“A goal is not always meant to be reached, it often serves simply as something to aim at.”
― Bruce Lee
Towards the end of 2017 I wrote a post about all the things I wanted to give up in 2018. It was a short list of behaviors that I suspected (or downright knew) were making mess less happy or functional. For some reason that post sprang to mind a couple of days ago and I thought it was worth a follow up to see how I was doing nearly three quarters of the way through the year.
Responding, “Busy,” whenever anyone asks how I am doing
Truthfully, I’m sometimes better at this and sometimes worse. Americans in particular worship at the cult of “busy,” to be busy feels like being successful and important. It means you’re productive and high achieving. It means you’re wanted in a lot of places by a lot of people. It’s a fantasy that’s probably killing a lot of people. I’m trying to learn more to think in terms of seasons, not so much annually but as distinct and different periods that flow into one another. It’s okay to have a busy season, but it’s not normal to feel run ragged. Part of my journey towards better mental health has a process of recognizing that most of what keeps me busy to the point of feeling that way, is largely self-inflected, be it imposter syndrome and feeling a desperate need to prove my worth, or the (false and semi narcissistic) notion that I’m a single point of failure in all my projects. Like a lot of people I know, I’ve built a lot of my identity around my work. I want to be good at what I do, I’m vain enough to wish to be known for being good at what I do, but I’m trying to remember that what I do from Monday to Friday is not the sum total of a life. Instead of saying I’m “busy” reflexively, I am trying to learn how to 1) be less “busy” overall and, 2) not feel like I should be.
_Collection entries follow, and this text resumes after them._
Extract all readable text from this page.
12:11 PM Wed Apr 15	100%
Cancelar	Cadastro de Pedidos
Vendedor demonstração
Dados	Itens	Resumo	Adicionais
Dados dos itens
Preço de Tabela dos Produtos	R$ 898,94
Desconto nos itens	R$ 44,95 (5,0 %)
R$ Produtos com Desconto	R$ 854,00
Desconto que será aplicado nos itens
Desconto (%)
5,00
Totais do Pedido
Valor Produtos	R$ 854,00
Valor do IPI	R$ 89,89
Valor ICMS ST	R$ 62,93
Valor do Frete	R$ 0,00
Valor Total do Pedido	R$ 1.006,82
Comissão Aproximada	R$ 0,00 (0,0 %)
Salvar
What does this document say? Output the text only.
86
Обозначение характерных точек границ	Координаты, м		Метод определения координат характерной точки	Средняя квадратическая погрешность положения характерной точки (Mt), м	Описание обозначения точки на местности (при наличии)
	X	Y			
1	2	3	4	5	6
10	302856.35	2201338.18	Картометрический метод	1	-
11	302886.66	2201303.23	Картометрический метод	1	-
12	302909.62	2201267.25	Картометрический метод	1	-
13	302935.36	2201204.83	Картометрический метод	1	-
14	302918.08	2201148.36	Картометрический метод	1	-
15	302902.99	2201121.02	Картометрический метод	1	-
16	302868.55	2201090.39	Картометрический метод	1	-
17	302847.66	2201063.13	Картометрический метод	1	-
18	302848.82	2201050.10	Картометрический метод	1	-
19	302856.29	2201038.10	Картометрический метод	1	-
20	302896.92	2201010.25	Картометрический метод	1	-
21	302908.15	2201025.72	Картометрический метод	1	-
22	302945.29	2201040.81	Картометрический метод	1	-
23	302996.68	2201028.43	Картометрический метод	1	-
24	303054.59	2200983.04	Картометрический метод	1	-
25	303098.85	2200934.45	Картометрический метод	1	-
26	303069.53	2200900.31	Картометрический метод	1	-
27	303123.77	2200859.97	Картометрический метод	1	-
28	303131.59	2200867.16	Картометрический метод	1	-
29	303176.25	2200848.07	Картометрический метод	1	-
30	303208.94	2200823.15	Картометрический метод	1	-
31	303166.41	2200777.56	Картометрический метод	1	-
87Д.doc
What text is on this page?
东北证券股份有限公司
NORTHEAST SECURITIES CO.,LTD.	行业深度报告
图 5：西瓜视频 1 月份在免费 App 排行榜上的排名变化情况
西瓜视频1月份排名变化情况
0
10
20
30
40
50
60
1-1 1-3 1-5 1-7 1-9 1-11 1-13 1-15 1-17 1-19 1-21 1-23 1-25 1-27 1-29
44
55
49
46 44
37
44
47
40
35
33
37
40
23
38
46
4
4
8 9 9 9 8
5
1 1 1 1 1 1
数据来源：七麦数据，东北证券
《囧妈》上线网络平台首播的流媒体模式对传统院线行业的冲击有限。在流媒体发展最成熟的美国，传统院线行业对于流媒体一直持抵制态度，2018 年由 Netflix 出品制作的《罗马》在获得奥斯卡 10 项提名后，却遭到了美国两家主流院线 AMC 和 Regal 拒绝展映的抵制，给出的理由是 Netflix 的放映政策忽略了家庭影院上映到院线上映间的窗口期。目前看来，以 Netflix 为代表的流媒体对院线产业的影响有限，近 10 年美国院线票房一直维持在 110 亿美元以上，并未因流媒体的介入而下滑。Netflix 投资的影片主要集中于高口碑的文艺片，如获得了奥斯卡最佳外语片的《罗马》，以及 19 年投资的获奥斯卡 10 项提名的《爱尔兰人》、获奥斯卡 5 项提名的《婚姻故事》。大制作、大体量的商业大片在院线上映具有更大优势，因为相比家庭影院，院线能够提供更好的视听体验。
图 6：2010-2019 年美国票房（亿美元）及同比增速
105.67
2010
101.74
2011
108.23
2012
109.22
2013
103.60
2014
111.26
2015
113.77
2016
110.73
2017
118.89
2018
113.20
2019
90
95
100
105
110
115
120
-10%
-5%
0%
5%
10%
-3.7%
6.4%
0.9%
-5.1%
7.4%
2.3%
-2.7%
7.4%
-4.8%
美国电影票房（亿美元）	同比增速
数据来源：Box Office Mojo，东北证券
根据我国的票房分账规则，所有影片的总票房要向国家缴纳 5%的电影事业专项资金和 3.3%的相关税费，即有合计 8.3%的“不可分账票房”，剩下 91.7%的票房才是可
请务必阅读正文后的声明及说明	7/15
Freaking out over stupid stuff
HAHAHAHAHAHAHA. Nope, nothing profound to say here. This issue is alive and well, my friends.
Hitting the snooze function of my alarm several times every morning
Some progress on this point, I’m please to report! I am neither a night owl nor a morning lark. I am a solid, middle of the afternoon pigeon. Getting up in the morning is one of my least favorite things to do because lazing about is one of my greatest pleasures. Wintertime, which in the UK is not a thing to be trifled with, makes this worse because being bundled in bed in the dark is the goal. However, we’re at the height of summer which means it’s light out when I wake up and that does help reduce my slaps of the snooze button. A few of what the kids call “hacks” have helped me cut down on the snooze button even more drastically. I tend to pick and layout my next day’s outfit the night before which eliminates the faffing about of deciding what to wear. At my absolute highest functioning levels, I’ll prep some easy breakfasts and pop them into the fridge because it’s much easier for me to wake up and get moving if I don’t feel like I have to cook first thing. Basically, I’ve leaned into my laziness, but I’ve redistributed it much more successfully!
Social media
I’m probably more active on Twitter than I was when I wrote that first post and I still really like Instagram…ridiculous woman. However, I’m off Facebook and have been since the election. That was before all the news proving how harmful it was to us as a society started coming out. That being said, I’m not all doom and gloom about social media, so much as I want to use it in ways that are constructive. And don’t contribute to the unraveling of Western democracy.
Avoidance as a coping method
This one takes some backstory, a lot of which has been well chronicled in this strange little space on the internet, but to recap: I’ve spent several years of my life feeling like I was in a state of conflict. You can chart my battles (some of them serious, a lot of them stupid). C. vs a particular family dynamic, a religious heritage, a patriarchy, a bad relationship to her mind and body, a faith collapse. I’ve been a person who wants badly to do the right thing, and has at times felt the need to take on battles that, in hindsight, I probably didn’t need or. Or at least, not in the way I chose to take them on. I think I’ve become a much more savvy scrapper in my early 30s, but my mid to late 20s…well, the best way I can put it is to say that several of the struggles I was going through wore me out. I was sick of fighting with people, communities, and my own brain. I was tired. And so, I retreated from a lot of the people and communities and issues that I found so exhausting and painful and have kind of been doing my best to knit a few things together for myself, largely by myself (with the exception of my husband and a very, very small number of friends). The good news: it worked! I’m lightyears better than I was when I felt at my most unhealthy. The bad news: it worked! I have to stop using fragility as an excuse to avoid things. I haven’t made the progress here that I would wish to, but I have made progress, and I intend to make more.
Being lazy
This is a balancing act because I’ve learned that in certain seasons of my life, it is really good for me to slow way, way down and keep my commitment levels low. It’s good for me to stay home all weekend with my husband and refuse to do chores. It’s nice to prioritize being horizontal with a book. But it’s bad when I no longer need these kinds of slow periods and still choose to stay stuck in them. I’m better about not getting stuck lately, and
Guilt about writing
The only cure for this, I have found, is writing. I’m trying to do more of it, no matter how inelegant.